FALAR PALAVRAS EM LÍNGUA JAPONESA NA PRÁTICA DO KARATE: UM EXAGERO
Humberto Pereira da Silva
Natal/RN, 21/06/2024
Falar palavras em língua japonesa durante os treinos de Karate é encarado por uns como uma necessidade, por outros como algo não obrigatório, enfim, parece que, como muitas outras coisas, está caindo em desuso. Manter a tradição poderia ser um motivo forte para se justificar esse hábito. Pensamos um pouco a respeito passando pelo conceito de “tradição seletiva”, de Raymond Williams, na obra “Marxismo e literatura”.
Gastando um pouco de tempo na internet, vi um interessante vídeo em que a pessoa que publicou fazia uma divertida crítica ao nosso hábito de utilizar palavras em Inglês no meio das nossas falas e escritas em Português e, claro, isso me fez pensar no motivo pelo qual utilizamos palavras em Japonês – ou nihongo, caso prefiram - na prática do Karate. Será mesmo necessário falar os nomes dos golpes e movimentos numa língua que não conhecemos e, portanto, só repetimos sem saber exatamente seu significado? Pra que ficar contando em Japonês até dez? Enfim, algumas questões – que podem ser irrelevantes para a maioria das pessoas -, me vieram à cabeça.

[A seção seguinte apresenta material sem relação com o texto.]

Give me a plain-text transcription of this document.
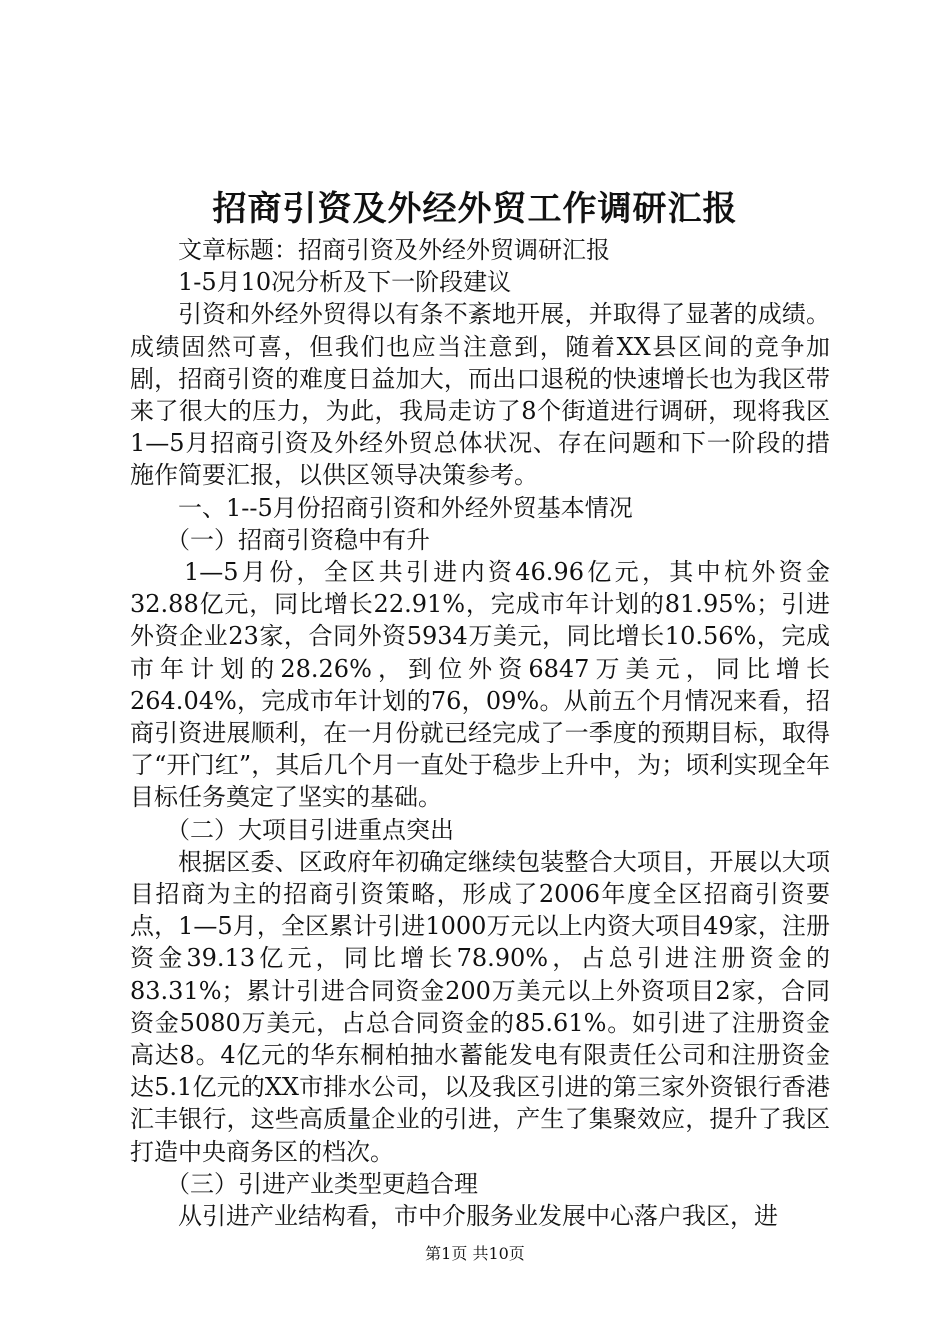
招商引资及外经外贸工作调研汇报

文章标题：招商引资及外经外贸调研汇报

1-5月10况分析及下一阶段建议

引资和外经外贸得以有条不紊地开展，并取得了显著的成绩。成绩固然可喜，但我们也应当注意到，随着XX县区间的竞争加剧，招商引资的难度日益加大，而出口退税的快速增长也为我区带来了很大的压力，为此，我局走访了8个街道进行调研，现将我区1—5月招商引资及外经外贸总体状况、存在问题和下一阶段的措施作简要汇报，以供区领导决策参考。

一、1--5月份招商引资和外经外贸基本情况

（一）招商引资稳中有升

1—5月份，全区共引进内资46.96亿元，其中杭外资金32.88亿元，同比增长22.91%，完成市年计划的81.95%；引进外资企业23家，合同外资5934万美元，同比增长10.56%，完成市年计划的28.26%，到位外资6847万美元，同比增长264.04%，完成市年计划的76，09%。从前五个月情况来看，招商引资进展顺利，在一月份就已经完成了一季度的预期目标，取得了“开门红”，其后几个月一直处于稳步上升中，为；顷利实现全年目标任务奠定了坚实的基础。

（二）大项目引进重点突出

根据区委、区政府年初确定继续包装整合大项目，开展以大项目招商为主的招商引资策略，形成了2006年度全区招商引资要点，1—5月，全区累计引进1000万元以上内资大项目49家，注册资金39.13亿元，同比增长78.90%，占总引进注册资金的83.31%；累计引进合同资金200万美元以上外资项目2家，合同资金5080万美元，占总合同资金的85.61%。如引进了注册资金高达8。4亿元的华东桐柏抽水蓄能发电有限责任公司和注册资金达5.1亿元的XX市排水公司，以及我区引进的第三家外资银行香港汇丰银行，这些高质量企业的引进，产生了集聚效应，提升了我区打造中央商务区的档次。

（三）引进产业类型更趋合理

从引进产业结构看，市中介服务业发展中心落户我区，进

第1页 共10页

Levantar essas questões pode ser um problema, já que quando algo está enraizado nas nossas práticas, questionar pode dar origem a desentendimentos surgidos da discordância. Porém, a discordância apenas – ou negacionismo, para utilizar uma palavra da moda - não é um bom argumento para que se deixem as coisas como estão, principalmente nos casos em que seja evidente que elas precisam de – no mínimo – uma reflexão com os pés no chão. Há alguns dias, conversando com um colega do Karate sobre o uso das palavras em Japonês nas aulas, depois de cumprimentar Imasaki, um senhor japonês, com um bom dia em Japonês (não vou me arriscar a escrever), ele opinou ser totalmente contrário a essa prática. Ele se mostrou indignado e disse que os norteamericanos já o trataram com desdém pelo fato de ele não saber falar em Inglês e que, portanto, ele também não faz questão de se esforçar para se comunicar em outras línguas. Esse caso de hostilidade foi referente ao uso da língua inglesa, mas, talvez, os japoneses também não sejam muito pacientes com os brasileiros que não sabem falar a língua deles, porém, como as coisas precisam ser vistas por outros pontos de vista, lembro que sempre ouço falar que japoneses se esforçam para se comunicar na nossa língua ou tentar se fazerem entendidos. Tentei argumentar sobre a questão da preservação dos traços culturais japoneses na prática do Karate, mas o homem estava tão indignado que não me deixou nem falar e já foi dizendo que não fazia questão e que acha errado falar em Japonês e que acha que as palavras que se usam no Karate deveriam ser todas traduzidas para o Português. Me parece que ele colocou a questão do uso das palavras em Japonês no mesmo patamar do uso do Inglês, situação em que ele foi mal tratado, mas creio que sejam situações diferentes de uso de uma língua estrangeira.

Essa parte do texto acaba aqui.